The letter, they agreed
with relief, would register the Council’s lack of unanimity and could be used, when it reconvened, as grounds for challenging the decree. The fight could be deferred. Nobody need go out on a limb. It was the perfect middle way.
Leaving the meeting in angry disappointment, Nicola made for home. He seemed to be coming down with malaria and certainly mal aria was what all had been breathing, rather than the breath of the Holy Spirit on which Mastai was still counting.
Feeling increasingly feverish, Nicola was about to take to his bed when he received an unexpected summons. He was to go to the Vatican this evening for an audience with the Pope.
*
‘Tonsured lackeys!’
The hiss mingled with the engine’s steam.

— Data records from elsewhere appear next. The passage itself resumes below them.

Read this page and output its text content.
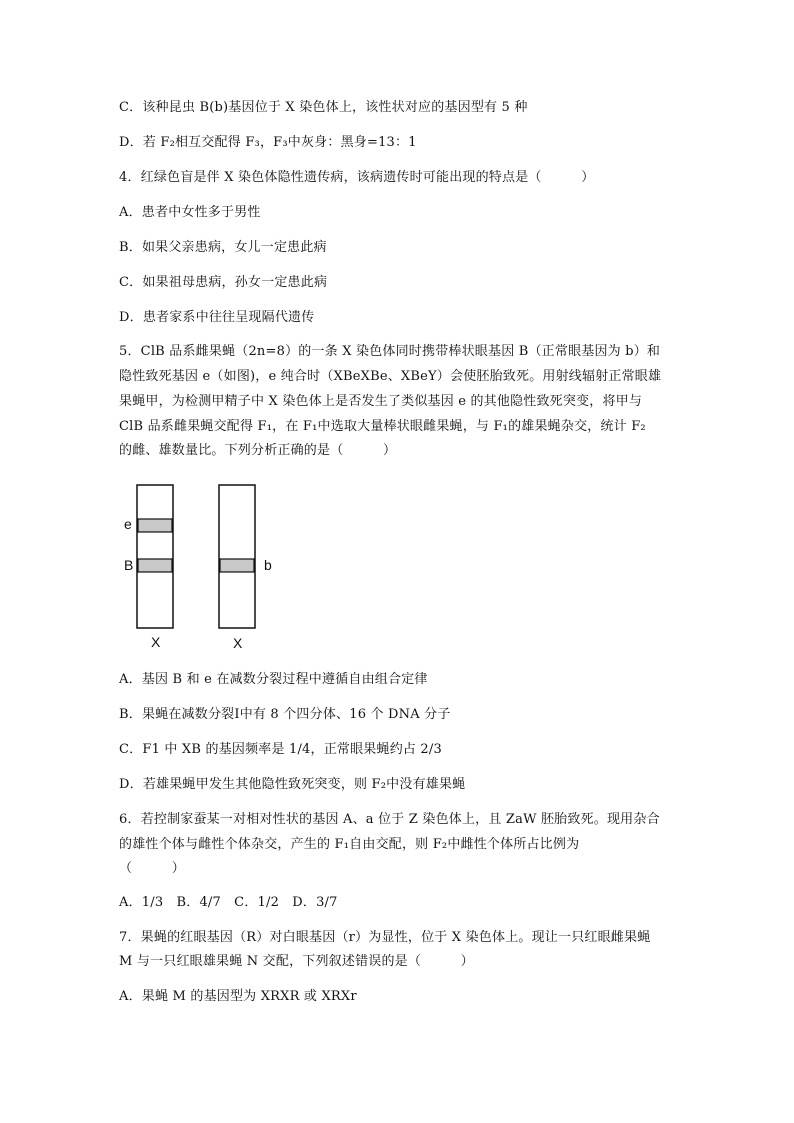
C．该种昆虫 B(b)基因位于 X 染色体上，该性状对应的基因型有 5 种
D．若 F₂相互交配得 F₃，F₃中灰身：黑身=13：1
4．红绿色盲是伴 X 染色体隐性遗传病，该病遗传时可能出现的特点是（　　　）
A．患者中女性多于男性
B．如果父亲患病，女儿一定患此病
C．如果祖母患病，孙女一定患此病
D．患者家系中往往呈现隔代遗传
5．ClB 品系雌果蝇（2n=8）的一条 X 染色体同时携带棒状眼基因 B（正常眼基因为 b）和
隐性致死基因 e（如图)，e 纯合时（XBeXBe、XBeY）会使胚胎致死。用射线辐射正常眼雄
果蝇甲，为检测甲精子中 X 染色体上是否发生了类似基因 e 的其他隐性致死突变，将甲与
ClB 品系雌果蝇交配得 F₁，在 F₁中选取大量棒状眼雌果蝇，与 F₁的雄果蝇杂交，统计 F₂
的雌、雄数量比。下列分析正确的是（　　　）
e
B	b
X	X
A．基因 B 和 e 在减数分裂过程中遵循自由组合定律
B．果蝇在减数分裂Ⅰ中有 8 个四分体、16 个 DNA 分子
C．F1 中 XB 的基因频率是 1/4，正常眼果蝇约占 2/3
D．若雄果蝇甲发生其他隐性致死突变，则 F₂中没有雄果蝇
6．若控制家蚕某一对相对性状的基因 A、a 位于 Z 染色体上，且 ZaW 胚胎致死。现用杂合
的雄性个体与雌性个体杂交，产生的 F₁自由交配，则 F₂中雌性个体所占比例为
（　　　）
A．1/3　B．4/7　C．1/2　D．3/7
7．果蝇的红眼基因（R）对白眼基因（r）为显性，位于 X 染色体上。现让一只红眼雌果蝇
M 与一只红眼雄果蝇 N 交配，下列叙述错误的是（　　　）
A．果蝇 M 的基因型为 XRXR 或 XRXr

The Opposition bishops were in full retreat and extra carriages had been hooked up to the train to accommodate those leaving Rome before tomorrow’s Solemn Session. The Stazione Termini was filled with valises, trunks, boxes of china, books, bedding, favourite chalices and vestments donated by pious patronesses. In orbit around each departing bishop wheeled friends, servants, secretaries and commiserating sympathisers come to see them off.
‘… lackeys!’
Monseigneur Dupanloup tried to think he had imagined that hiss, which was not impossible since he had lately grown very thin-skinned. Since coming here, he had been pointedly snubbed by Pope Pius, who was well aware of Dupanloup’s personal fondness for him – not to say ‘love’. That was a word often taken in vain, but Dupanloup, a fiery, tender man, had opened his heart to it. In France, where the great effort of his generation of priests had been to reconcile their country with their church, he had found souls tempered in that difficult combat and bound himself to them in ways which, it was sometimes said, smuggled some of the devotion due to God into relations with his fellows. But was it due only to God? What about loving one’s neighbour? There it was again, sibilant and sour! This time, definitely, he had heard the hiss.